Breaking Down The Robinson Annulation: Working Backwards
It’s extremely important to be able to look at the structure of a product of the Robinson annulation and work backwards to the two components.
- The first step is to recognize the key pattern in the product of a Robinson: a six-membered ring containing a double bond adjacent to a ketone (an alpha, beta unsaturated ketone).
- Next, work backwards from the Aldol condensation: so in the reverse direction, break the C=C bond and place two C-H bonds on one end (the alpha carbon of the ketone) and a C=O bond on the other end.
- Finally, work backwards on the Michael: break the C-C bond, and replace with a C-C pi bond on one component and a C-H bond on the other.
As an exercise, try working backwards from the following examples:
Answers in the comments (if people ask!)
That’s probably enough about the Robinson.
But for the keen, I present two applications of this reaction in synthesis, particularly applied to steroids.
Bonus: Two Applications of the Robinson Annulation
You may have noticed that six-membered rings make quite a few appearances in organic chemistry. So the Robinson annulation has found its share of useful applications.
One prominent example is found in the industrial synthesis of the steroid hormone estrone, a precursor of the active component in birth-control drugs.
Another example is the synthesis of the molecule below, known as the Wieland-Miescher ketone , another useful precursor for the synthesis of steroids and terpenes:
What makes this a particularly high-yielding example is that the pKa of the diketone is about 11, ensuring that it will be deprotonated selectively over the all the other possible alpha-carbons (pKa ~16) helping to ensure that the Michael reaction is relatively high yielding.

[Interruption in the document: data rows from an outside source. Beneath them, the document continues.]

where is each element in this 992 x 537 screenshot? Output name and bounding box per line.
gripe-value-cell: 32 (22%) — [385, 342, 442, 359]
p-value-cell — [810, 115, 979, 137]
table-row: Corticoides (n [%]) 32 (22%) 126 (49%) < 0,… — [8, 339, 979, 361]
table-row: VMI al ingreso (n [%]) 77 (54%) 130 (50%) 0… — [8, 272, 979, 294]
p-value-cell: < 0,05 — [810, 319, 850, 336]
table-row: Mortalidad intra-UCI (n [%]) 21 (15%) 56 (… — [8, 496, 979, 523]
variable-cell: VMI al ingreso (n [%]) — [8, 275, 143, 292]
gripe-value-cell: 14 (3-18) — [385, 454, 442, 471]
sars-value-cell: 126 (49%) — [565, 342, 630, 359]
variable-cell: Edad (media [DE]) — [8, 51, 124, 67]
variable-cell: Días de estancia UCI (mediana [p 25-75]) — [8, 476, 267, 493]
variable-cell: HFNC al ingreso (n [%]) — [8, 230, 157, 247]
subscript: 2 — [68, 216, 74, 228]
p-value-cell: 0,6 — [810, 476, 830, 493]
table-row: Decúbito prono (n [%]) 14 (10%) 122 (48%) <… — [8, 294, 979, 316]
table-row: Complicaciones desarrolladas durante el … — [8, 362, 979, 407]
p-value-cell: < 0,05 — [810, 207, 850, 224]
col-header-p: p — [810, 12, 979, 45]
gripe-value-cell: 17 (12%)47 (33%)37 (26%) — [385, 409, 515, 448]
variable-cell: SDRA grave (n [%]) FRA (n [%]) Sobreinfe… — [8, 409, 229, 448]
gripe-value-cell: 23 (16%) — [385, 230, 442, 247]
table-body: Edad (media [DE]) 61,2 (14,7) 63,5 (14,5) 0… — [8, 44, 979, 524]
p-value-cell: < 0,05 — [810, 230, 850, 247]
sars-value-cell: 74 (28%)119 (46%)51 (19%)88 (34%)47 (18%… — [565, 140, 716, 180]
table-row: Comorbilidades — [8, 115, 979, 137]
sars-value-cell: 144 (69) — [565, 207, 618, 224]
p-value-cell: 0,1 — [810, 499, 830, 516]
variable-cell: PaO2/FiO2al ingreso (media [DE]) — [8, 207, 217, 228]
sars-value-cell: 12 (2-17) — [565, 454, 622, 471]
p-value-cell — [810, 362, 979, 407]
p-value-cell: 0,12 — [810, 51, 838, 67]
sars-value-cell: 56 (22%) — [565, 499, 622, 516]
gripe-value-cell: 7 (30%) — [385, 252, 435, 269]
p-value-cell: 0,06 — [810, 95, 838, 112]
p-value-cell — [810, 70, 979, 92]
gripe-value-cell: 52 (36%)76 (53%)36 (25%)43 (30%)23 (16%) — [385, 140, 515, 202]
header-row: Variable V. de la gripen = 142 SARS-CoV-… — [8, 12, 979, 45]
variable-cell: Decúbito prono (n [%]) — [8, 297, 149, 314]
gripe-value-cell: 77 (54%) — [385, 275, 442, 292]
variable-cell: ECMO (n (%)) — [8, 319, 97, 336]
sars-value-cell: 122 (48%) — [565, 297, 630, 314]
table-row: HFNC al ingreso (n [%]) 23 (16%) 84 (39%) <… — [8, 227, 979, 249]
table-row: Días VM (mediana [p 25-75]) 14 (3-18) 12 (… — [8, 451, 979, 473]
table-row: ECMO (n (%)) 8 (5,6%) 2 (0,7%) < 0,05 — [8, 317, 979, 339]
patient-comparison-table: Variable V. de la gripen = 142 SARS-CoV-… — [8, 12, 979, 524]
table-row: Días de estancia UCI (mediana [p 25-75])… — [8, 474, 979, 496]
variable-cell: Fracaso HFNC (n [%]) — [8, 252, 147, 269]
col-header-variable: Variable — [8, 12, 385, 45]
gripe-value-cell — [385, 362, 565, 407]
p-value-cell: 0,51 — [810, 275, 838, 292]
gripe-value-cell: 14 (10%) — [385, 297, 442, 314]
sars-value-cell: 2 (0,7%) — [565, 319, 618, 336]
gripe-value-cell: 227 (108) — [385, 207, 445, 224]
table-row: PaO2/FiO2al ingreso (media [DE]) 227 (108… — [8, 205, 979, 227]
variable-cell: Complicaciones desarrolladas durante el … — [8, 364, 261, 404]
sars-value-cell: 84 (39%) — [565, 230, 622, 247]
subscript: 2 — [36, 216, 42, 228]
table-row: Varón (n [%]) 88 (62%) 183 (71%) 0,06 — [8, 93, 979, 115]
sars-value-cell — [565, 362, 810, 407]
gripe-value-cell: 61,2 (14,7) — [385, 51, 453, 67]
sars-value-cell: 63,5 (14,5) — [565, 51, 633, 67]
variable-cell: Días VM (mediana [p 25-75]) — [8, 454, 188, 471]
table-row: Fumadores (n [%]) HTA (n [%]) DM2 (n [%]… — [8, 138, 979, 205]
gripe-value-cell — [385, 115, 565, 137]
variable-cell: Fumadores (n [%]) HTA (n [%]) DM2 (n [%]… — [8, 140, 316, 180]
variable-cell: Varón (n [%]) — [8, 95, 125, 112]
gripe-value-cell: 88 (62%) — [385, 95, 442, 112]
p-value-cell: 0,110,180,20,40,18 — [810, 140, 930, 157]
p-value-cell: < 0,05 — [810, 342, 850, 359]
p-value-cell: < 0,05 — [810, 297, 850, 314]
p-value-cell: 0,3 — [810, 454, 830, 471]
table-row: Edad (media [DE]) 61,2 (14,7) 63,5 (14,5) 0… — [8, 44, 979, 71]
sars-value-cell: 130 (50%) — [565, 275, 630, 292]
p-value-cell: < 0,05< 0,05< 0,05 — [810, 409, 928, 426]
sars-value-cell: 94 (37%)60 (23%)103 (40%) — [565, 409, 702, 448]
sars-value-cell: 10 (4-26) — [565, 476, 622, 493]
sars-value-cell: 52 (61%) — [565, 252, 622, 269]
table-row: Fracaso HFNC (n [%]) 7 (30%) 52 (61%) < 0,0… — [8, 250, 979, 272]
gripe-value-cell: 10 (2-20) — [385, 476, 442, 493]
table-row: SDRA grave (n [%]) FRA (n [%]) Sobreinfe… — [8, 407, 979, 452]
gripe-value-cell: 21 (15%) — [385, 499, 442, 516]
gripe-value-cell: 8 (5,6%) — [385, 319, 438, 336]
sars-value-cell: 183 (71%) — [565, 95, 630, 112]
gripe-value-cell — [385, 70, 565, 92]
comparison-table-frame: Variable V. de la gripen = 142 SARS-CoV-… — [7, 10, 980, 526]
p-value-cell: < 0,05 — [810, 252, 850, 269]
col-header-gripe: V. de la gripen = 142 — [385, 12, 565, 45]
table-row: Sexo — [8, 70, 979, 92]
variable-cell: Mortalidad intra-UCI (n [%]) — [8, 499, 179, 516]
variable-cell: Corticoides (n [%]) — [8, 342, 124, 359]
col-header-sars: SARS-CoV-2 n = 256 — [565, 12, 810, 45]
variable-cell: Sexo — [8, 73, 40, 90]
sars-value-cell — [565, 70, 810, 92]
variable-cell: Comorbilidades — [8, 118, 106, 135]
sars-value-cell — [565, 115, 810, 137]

Furthermore, the methyl group at that position ensures that it can’t be deprotonated again in the intramolecular aldol condensation step.
At this point I will confess that the example above, as written, is a bit of a cheat. While the first step (the Michael) is achieved with the use of potassium hydroxide, it was found that the second step could be accomplished with the use of catalytic (about 10 mol %) pyrrolidine or piperidine, going through an enamine-promoted aldol condensation. [fun exercise: draw this out]
One of the keys here was to employ a Dean-Stark trap that sequesters the water that is formed as a result of the reaction, driving the reaction toward completion.
Fun fact. This intramolecular amine-catalyzed aldol condensation was actually a key sharpening stone in the development of one of the most important areas of modern chemical research.
In 1971, Zoltan Hajos and David Parrish had the bright idea of using (chiral) L-proline instead of pyrrolidine [the cumbersomely named Hajos–Parrish–Eder–Sauer–Wiechert reaction] which resulted in an optically active product. This result sat more or less dormant in the chemical literature for about three decades, until this 2000 paper from Barbas, List and Lerner opened the floodgates on the development of organocatalysis.
Even within the past few years, new variations of the Robinson Annulation have been developed. An enantioselective example from the Toste lab is highlighted here.
Another key factor is that cyclobutene has even more ring strain (about 4 kcal/mol) than cyclobutane. Therefore, formation of the 4-membered aldol condensation product is even more unlikely.